# Calculate y'

#### Dazed

##### New member

Calculate y'

1. y = 1/sin(x-sinx)

2. y = sec(1+x^2)

3. x^2cosy + sin2y = xy

4. y = sinmx/x

5. xtany = y-1

6. y = (x-1)(x-4)/(x-2)(x-3)

#### ChaoticLlama

##### Junior Member
y = sinmx/x

First I will bring the denominator into the numerator to make it a product rule.
y = sin(mx) * (x^-1)

Then Differentiate using product rule.
y' = sin(mx) * -(x^-2) + (x^-1)cos(mx)m
y' = -sin(mx)/x² + mcos(mx)/x
y' = (mxcos(mx) - sin(mx))/x²

y = sec(1 + x^2)

Since the derivative of sec(x) = sec(x)tan(x)

y' = sec(1 + x²)tan(1 + x²) * 2x

#### ChaoticLlama

##### Junior Member
xtany = y-1

Here you must make use of product rule on the right side and implicit differentiation.

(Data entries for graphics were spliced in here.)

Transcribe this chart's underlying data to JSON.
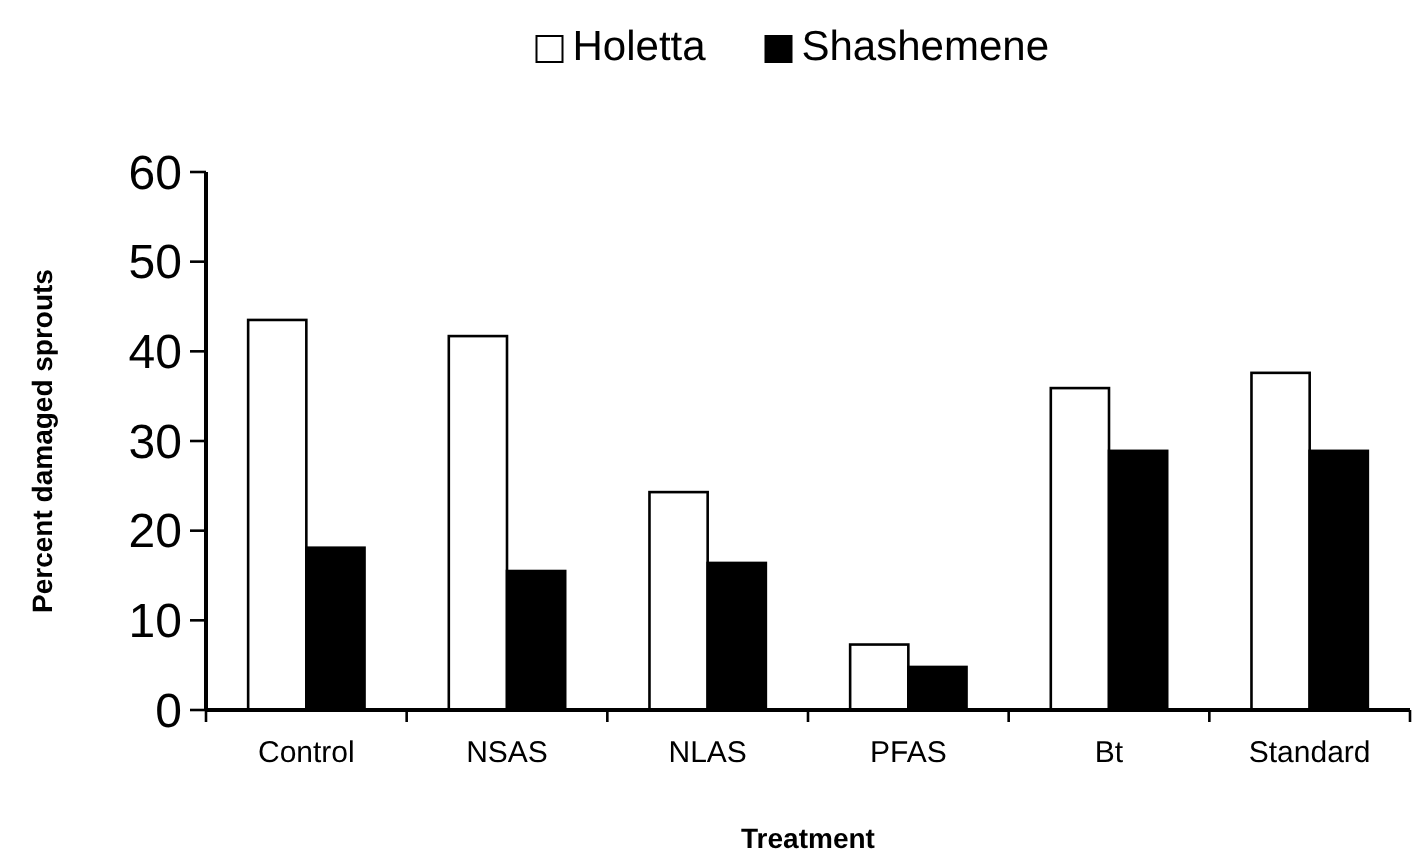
{
  "chart_data": {
    "type": "bar",
    "xlabel": "Treatment",
    "ylabel": "Percent damaged sprouts",
    "categories": [
      "Control",
      "NSAS",
      "NLAS",
      "PFAS",
      "Bt",
      "Standard"
    ],
    "series": [
      {
        "name": "Holetta",
        "color": "#ffffff",
        "values": [
          43.5,
          41.7,
          24.3,
          7.3,
          35.9,
          37.6
        ]
      },
      {
        "name": "Shashemene",
        "color": "#000000",
        "values": [
          18.1,
          15.5,
          16.4,
          4.8,
          28.9,
          28.9
        ]
      }
    ],
    "ylim": [
      0,
      60
    ],
    "yticks": [
      0,
      10,
      20,
      30,
      40,
      50,
      60
    ],
    "grid": false,
    "legend": "top"
  }
}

x * sec²(y) * y' + tan(y) = y'

Then just rearragnge to solve for y'

x * sec²(y) * y' - y' = -tan(y)

y'(xsec²(y) - 1) = -tan(y)

y' = -tan(y) / [xsec(y) - 1]

y = 1/sin(x-sinx)

Here, all that you have to keep in mind is that the derivative of sec(u) = sec(u)tan(u) * du/dx
The du/dx is not officially a part of the derivative of sec(x), it is just there to remind you of chain rule. (where u = x - sin(x))

y = sec(x - sin(x))

y' = sec(x-sin(x))tan(x - sin(x))(1 - cos(x))